Locality Assumption：local information is enough for recognition

每个 patch（local region of the input volume）会连接到一个neuron

每个 patch 就是一个感知野（Receptive field） $S(w, h, d')=(I * K)(w, h, d')=\sum_{d} \sum_{i} \sum_{j} I(w+i, h+j, d) K(i, j, d)$ I 是 Input volume，K 是 kernel, 输出的 S(w, h)是一个neuron，是 filter K 和input 的小 chunk I(w+i, h+j)的点积 $(f \star g)[n] \triangleq \sum_{m=-\infty}^{\infty} \overline{f[m]} g[m+n]$ 使用了 cross-correlation

Translation Invariance Assumption: If a feature is useful at spatial position (x, y), then it should also be useful for all positions (x’, y’)

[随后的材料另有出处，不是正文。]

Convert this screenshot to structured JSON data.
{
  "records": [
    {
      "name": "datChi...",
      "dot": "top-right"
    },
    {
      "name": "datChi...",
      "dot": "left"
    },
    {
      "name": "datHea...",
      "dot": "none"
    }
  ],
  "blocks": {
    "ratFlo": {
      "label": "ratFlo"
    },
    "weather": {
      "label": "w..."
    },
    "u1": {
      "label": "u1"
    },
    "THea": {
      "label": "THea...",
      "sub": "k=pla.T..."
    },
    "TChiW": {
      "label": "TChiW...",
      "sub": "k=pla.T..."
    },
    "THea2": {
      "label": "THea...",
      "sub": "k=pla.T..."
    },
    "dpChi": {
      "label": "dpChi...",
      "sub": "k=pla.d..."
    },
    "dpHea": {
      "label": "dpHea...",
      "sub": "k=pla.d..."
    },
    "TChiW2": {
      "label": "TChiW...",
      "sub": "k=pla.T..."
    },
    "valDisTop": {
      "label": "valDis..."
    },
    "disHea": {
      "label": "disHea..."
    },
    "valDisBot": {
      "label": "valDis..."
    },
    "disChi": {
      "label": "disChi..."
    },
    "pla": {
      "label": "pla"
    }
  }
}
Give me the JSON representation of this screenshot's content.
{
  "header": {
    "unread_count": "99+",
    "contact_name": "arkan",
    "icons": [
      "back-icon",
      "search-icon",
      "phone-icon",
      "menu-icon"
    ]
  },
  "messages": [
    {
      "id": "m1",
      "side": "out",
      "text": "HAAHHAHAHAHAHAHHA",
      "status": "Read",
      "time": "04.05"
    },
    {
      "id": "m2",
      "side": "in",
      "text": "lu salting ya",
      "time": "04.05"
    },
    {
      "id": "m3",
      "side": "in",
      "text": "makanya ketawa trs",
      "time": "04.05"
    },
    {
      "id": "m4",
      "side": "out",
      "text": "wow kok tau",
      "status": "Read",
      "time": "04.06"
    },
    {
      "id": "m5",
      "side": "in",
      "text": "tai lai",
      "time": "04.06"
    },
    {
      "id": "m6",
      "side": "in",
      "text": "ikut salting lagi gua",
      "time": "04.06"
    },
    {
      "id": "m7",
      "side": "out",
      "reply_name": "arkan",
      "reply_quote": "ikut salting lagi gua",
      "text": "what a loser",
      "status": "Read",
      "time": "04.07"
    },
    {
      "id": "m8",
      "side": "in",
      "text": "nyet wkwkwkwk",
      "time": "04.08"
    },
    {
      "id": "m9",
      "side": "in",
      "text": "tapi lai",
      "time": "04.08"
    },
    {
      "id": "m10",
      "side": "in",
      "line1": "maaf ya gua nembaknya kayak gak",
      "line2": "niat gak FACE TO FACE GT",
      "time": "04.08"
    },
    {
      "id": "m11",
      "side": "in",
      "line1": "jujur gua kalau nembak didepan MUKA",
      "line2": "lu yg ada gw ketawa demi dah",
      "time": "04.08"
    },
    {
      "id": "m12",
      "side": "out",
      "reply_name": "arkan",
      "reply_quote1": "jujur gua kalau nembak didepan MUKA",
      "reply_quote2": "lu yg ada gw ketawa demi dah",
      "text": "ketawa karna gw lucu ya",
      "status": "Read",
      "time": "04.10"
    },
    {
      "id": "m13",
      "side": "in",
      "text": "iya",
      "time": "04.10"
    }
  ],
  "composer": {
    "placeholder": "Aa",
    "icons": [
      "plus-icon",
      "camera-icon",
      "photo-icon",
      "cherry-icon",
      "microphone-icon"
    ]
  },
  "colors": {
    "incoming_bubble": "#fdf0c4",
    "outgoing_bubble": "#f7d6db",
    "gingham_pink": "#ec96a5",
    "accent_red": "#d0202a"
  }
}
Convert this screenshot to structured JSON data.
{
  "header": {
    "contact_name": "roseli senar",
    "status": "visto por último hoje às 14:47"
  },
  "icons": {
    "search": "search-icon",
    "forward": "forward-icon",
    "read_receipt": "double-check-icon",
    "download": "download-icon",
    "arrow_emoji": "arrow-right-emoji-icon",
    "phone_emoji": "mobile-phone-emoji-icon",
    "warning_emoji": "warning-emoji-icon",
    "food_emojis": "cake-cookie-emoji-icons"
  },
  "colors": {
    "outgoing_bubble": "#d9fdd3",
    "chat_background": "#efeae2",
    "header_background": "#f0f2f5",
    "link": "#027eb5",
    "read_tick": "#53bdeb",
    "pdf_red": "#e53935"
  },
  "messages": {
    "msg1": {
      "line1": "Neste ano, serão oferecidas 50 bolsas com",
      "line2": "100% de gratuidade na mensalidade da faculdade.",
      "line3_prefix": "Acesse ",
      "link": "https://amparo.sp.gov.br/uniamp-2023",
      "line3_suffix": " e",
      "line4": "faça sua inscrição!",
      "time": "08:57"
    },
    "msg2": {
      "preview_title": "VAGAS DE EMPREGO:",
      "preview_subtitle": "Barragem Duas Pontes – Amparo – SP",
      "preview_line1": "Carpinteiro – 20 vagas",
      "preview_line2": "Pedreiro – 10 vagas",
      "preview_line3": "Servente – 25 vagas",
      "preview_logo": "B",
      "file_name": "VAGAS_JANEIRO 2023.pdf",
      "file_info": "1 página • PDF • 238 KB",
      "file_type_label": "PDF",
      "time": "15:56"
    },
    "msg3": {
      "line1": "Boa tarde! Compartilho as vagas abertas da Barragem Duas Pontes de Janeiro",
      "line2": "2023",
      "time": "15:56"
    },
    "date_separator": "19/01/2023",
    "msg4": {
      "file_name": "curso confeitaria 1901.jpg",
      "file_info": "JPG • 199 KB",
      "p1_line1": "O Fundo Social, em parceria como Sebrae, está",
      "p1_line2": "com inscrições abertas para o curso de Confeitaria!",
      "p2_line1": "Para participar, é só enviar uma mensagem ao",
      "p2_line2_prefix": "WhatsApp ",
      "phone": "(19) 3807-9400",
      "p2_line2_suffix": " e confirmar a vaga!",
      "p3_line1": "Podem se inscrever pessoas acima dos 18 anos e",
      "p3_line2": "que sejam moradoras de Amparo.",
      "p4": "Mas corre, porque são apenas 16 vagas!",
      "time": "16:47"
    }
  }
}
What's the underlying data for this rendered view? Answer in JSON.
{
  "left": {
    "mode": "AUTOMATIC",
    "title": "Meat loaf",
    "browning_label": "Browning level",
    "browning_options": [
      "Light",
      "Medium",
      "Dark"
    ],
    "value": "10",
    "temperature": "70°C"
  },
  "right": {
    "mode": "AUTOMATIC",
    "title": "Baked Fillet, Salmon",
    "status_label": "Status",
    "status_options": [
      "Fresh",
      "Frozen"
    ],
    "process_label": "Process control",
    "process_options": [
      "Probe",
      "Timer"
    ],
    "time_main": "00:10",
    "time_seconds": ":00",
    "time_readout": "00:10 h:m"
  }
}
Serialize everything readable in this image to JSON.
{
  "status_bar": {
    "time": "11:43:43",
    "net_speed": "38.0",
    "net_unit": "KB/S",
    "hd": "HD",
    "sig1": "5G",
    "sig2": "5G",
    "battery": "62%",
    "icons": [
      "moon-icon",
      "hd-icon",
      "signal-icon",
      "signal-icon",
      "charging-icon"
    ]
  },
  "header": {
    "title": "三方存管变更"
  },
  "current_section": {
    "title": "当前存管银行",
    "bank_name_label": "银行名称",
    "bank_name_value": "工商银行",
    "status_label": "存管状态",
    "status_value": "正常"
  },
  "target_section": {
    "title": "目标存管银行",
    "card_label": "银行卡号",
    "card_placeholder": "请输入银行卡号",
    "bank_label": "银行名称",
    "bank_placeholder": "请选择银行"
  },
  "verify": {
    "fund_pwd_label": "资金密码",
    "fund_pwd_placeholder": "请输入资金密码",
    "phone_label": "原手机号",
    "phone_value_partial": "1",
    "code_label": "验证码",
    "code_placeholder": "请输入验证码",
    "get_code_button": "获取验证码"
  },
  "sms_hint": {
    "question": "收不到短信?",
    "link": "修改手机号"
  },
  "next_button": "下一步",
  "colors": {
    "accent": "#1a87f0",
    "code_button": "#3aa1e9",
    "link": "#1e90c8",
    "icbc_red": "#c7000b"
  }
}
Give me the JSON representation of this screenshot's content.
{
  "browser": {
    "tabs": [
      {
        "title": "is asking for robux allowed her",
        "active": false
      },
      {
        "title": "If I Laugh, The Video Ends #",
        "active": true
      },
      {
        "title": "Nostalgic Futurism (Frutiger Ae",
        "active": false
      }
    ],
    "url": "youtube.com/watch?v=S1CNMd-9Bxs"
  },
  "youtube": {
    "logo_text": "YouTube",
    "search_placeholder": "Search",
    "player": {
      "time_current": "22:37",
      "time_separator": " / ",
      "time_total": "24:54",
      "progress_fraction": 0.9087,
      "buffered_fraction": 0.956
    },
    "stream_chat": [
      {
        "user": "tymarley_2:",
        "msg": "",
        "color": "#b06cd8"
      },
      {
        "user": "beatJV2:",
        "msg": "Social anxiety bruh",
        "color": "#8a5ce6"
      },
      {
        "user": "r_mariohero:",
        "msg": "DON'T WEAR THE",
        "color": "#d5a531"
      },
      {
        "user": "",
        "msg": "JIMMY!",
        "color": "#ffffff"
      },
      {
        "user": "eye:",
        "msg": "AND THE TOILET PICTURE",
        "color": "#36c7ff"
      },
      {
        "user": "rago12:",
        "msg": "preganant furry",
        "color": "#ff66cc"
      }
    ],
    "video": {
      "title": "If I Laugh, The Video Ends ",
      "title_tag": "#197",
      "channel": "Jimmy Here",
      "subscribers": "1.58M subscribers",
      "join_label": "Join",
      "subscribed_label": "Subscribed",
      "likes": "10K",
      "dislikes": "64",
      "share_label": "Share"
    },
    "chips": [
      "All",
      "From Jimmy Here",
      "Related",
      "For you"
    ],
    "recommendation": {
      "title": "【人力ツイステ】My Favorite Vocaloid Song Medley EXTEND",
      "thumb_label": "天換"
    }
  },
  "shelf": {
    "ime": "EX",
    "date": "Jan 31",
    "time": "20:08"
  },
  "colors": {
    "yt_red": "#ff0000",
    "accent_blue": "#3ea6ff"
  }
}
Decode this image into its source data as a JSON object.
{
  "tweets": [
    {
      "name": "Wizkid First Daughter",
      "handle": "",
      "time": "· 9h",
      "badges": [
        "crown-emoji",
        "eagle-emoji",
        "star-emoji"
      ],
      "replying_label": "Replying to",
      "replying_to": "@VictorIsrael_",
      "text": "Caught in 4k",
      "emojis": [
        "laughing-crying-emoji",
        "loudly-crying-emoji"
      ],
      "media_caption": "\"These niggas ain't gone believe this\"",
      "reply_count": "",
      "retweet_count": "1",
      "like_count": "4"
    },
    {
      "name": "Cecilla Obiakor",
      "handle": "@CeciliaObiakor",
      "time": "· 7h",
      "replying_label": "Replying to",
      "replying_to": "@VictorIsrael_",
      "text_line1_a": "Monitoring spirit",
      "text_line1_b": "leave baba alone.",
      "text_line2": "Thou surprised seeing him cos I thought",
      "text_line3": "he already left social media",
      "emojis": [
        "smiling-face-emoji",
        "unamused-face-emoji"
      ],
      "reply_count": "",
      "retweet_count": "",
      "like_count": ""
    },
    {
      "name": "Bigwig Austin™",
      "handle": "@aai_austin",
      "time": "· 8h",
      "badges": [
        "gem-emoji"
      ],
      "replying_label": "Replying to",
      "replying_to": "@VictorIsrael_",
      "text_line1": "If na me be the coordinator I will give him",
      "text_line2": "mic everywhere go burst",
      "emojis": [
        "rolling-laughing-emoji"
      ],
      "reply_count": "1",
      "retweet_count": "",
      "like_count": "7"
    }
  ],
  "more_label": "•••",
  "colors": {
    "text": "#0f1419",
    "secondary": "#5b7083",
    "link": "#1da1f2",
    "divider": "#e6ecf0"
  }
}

不同的空间位置，共享相同的 sliding window 的权重。

Filter 如果是 $5*5*3$ 参数值： $5*5*3+1(bias)$

Strid: 1

Padding: ‘Valid’

最后输出feature map

注意：实际上没有 sliding 这个动作，是在每个位置（w, h）上加一个 neuron

叠加多个 kernel，增加 feature map 的深度

Dilated Convolution

空洞卷积：Fisher Yu, Vladlen Koltun. “Multi-Scale Context Aggregation by Dilated Convolutions.” ICLR, 2016.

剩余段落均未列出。